My research uses novel isotope tools to fingerprint planetary processes operating across a range of length- and timescales including mantle heterogeneity on Earth and other planets, magma ocean crystallisation, core-mantle reactions and planetary accretion.  I’m particularly interested in how all these processes may have shaped the chemical composition and internal structure of rocky planets and how interactions between planetary reservoirs over billions of years may have shaped the habitability of rocky bodies such as the Earth and Mars.  In my research group we analyse a wide range of isotope systems using high-precision plasma mass spectrometry and we apply these isotope tracing tools to natural samples such as igneous rocks (ranging in age from nearly 4 billion years old to newly erupted volcanics), meteorites and experimental products.  We take a multidisciplinary team-focused approach to research and collaborate with geophysicists, volcanologists, petrologists, geobiologists and planetary scientists. Collaborations and fieldwork, as well as laboratory work, mass spectrometry and other complementary analytical tools, all play an important role in our research.

Project Interests

I am enthusiastic about training and introducing students to isotope mass spectrometry and developing projects where isotope tracers may help us resolve fundamental questions in planetary evolution and habitability. Research questions my group is interested in include using isotope measurements to determine the nature and origin of the meteorite building blocks that accreted to form the Earth and other terrestrial planets, and the factors controlling in the redox state of planetary interiors and atmospheres, magma ocean processes on the Earth and other terrestrial planets. We are also keen to understand how the Earth came to become a habitable planet, from accretion, through to core segregation and the formation of its first crust and how these processes have governed the evolving chemistry of our planet over the last ~ 4 billion years and what this could mean for planetary habitability beyond our solar system.

Mark Wyatt
Institute of Astronomy

Research Area

My research is into the planetary systems of nearby stars. Usually I approach this by studying the non-planet component, termed the star’s debris disk, made up of planetesimals (asteroids and comets) and the dust and gas that comes from them. This component is often readily detectable and provides a unique perspective on the architecture and evolution of the planetary system, for example providing the best information on planets beyond ~5au in many systems, as well as being a signature of recent giant impacts in others.

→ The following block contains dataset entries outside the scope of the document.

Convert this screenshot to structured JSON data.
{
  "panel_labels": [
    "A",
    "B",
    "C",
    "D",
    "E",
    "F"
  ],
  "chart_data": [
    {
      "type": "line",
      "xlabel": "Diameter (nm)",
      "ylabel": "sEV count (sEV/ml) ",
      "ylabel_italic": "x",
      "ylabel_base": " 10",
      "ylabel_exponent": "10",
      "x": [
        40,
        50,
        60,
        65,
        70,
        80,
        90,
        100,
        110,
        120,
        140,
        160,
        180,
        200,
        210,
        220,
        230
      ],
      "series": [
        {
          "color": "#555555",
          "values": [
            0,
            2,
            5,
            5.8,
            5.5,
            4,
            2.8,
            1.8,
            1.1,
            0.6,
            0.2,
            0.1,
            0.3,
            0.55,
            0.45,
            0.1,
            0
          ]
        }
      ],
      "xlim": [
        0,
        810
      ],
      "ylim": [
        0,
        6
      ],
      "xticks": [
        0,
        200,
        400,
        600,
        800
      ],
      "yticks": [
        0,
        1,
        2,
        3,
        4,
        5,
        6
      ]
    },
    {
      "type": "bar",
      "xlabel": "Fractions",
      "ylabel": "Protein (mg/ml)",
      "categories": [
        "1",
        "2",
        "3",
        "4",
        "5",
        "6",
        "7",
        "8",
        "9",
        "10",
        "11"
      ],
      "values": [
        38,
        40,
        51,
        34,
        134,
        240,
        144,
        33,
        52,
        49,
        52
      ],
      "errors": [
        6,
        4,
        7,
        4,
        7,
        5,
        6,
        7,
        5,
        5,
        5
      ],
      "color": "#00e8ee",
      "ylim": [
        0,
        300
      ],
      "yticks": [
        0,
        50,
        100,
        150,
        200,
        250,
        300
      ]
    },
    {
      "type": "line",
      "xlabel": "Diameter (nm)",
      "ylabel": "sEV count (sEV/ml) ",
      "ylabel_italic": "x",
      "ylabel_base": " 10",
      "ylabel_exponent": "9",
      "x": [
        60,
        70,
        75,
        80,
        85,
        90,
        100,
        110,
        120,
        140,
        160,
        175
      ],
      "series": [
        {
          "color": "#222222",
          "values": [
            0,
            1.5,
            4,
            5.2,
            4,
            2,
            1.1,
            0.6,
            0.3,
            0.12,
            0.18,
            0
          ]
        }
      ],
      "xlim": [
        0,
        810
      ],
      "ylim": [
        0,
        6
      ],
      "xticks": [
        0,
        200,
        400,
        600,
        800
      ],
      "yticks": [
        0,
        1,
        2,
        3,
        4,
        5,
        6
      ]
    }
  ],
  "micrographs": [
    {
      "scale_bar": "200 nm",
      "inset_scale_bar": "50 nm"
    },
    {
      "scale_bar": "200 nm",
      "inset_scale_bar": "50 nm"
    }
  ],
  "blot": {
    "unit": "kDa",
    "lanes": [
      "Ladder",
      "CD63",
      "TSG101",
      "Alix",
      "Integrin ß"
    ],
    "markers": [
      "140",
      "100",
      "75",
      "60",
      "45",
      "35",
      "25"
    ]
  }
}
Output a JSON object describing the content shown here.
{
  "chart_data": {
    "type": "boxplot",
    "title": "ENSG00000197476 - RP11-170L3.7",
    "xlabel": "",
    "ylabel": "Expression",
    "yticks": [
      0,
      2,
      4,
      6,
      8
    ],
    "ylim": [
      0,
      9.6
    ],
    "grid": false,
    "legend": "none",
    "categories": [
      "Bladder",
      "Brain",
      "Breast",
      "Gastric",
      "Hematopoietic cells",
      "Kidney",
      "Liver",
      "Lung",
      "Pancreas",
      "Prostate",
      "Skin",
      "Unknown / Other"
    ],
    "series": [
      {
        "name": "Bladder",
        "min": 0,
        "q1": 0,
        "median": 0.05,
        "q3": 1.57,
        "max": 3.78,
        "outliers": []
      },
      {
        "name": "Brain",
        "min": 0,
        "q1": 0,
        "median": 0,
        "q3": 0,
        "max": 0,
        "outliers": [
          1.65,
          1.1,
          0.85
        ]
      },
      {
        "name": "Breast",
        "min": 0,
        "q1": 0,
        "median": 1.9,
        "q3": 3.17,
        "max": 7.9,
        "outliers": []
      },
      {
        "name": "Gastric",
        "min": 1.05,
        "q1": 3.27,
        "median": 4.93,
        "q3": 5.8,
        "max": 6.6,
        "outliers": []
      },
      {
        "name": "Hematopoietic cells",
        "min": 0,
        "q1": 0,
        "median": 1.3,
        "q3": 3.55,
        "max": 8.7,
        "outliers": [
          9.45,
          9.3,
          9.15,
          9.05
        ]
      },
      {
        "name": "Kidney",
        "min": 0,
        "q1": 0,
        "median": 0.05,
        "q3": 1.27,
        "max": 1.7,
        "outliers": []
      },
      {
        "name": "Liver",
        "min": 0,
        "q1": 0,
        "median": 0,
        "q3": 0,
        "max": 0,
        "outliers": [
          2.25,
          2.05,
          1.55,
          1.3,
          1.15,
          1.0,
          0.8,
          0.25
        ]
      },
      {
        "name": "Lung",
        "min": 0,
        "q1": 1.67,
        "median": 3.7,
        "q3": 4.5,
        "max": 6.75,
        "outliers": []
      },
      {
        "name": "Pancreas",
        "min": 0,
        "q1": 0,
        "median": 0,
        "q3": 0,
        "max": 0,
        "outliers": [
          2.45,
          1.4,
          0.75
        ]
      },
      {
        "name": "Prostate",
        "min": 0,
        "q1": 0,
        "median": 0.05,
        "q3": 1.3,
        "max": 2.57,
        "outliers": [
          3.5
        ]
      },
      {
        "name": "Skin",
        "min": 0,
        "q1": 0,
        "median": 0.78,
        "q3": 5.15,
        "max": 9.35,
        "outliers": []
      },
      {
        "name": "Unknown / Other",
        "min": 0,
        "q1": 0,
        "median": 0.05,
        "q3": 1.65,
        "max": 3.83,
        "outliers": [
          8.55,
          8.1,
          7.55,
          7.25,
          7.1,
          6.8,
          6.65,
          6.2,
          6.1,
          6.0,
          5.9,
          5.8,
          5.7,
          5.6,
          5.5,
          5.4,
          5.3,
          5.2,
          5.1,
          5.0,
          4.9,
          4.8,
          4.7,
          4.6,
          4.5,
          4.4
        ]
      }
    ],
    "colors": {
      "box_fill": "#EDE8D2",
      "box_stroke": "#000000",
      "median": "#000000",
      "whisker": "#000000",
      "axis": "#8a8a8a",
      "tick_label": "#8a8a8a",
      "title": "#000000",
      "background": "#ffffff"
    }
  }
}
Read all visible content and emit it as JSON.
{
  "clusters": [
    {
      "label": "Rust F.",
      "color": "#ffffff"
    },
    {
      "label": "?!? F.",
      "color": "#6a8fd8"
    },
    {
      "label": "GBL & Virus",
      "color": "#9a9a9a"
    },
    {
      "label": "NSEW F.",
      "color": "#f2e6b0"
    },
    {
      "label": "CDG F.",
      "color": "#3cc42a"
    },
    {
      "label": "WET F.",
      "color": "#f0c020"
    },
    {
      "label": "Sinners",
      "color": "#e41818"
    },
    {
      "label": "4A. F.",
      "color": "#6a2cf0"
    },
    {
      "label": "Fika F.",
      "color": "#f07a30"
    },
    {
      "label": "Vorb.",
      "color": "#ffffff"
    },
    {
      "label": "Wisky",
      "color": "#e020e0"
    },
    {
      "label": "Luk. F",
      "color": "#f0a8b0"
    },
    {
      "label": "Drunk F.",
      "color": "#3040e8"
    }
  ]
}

This debris may also play a significant role in the origin of life, not least through its interaction with planets – in fact in the early phases these interactions are the mechanism by which planets grow, while in later phases this bombardment can alter the planet’s atmosphere and surface properties, also delivering ingredients and energy that may be key to life’s origins. Thus my research aims to understand this debris component and its evolution, as well as its diversity in the population of nearby planetary systems. It does so through observations of nearby stars, and their interpretation using models rooted in planetary system dynamics. In the LCLU context my aim is also to make connections to other areas, like planetary sciences, geophysical and atmospheric modelling, so that the consequences for life’s origins can be considered, and any predictions tested using a wider set of observations, such as of Solar system bodies.

Project Interests

I would be keen to supervise projects that fall within the remit of any of the areas outlined above. Some examples of areas to consider developing projects in include: modelling the delivery of cometary material to the Earth and its effect on conditions on the planet surface, demographics of the planetary systems of nearby stars and implications for exo-Earth characterisation, exchange of debris between planets and between planetary systems.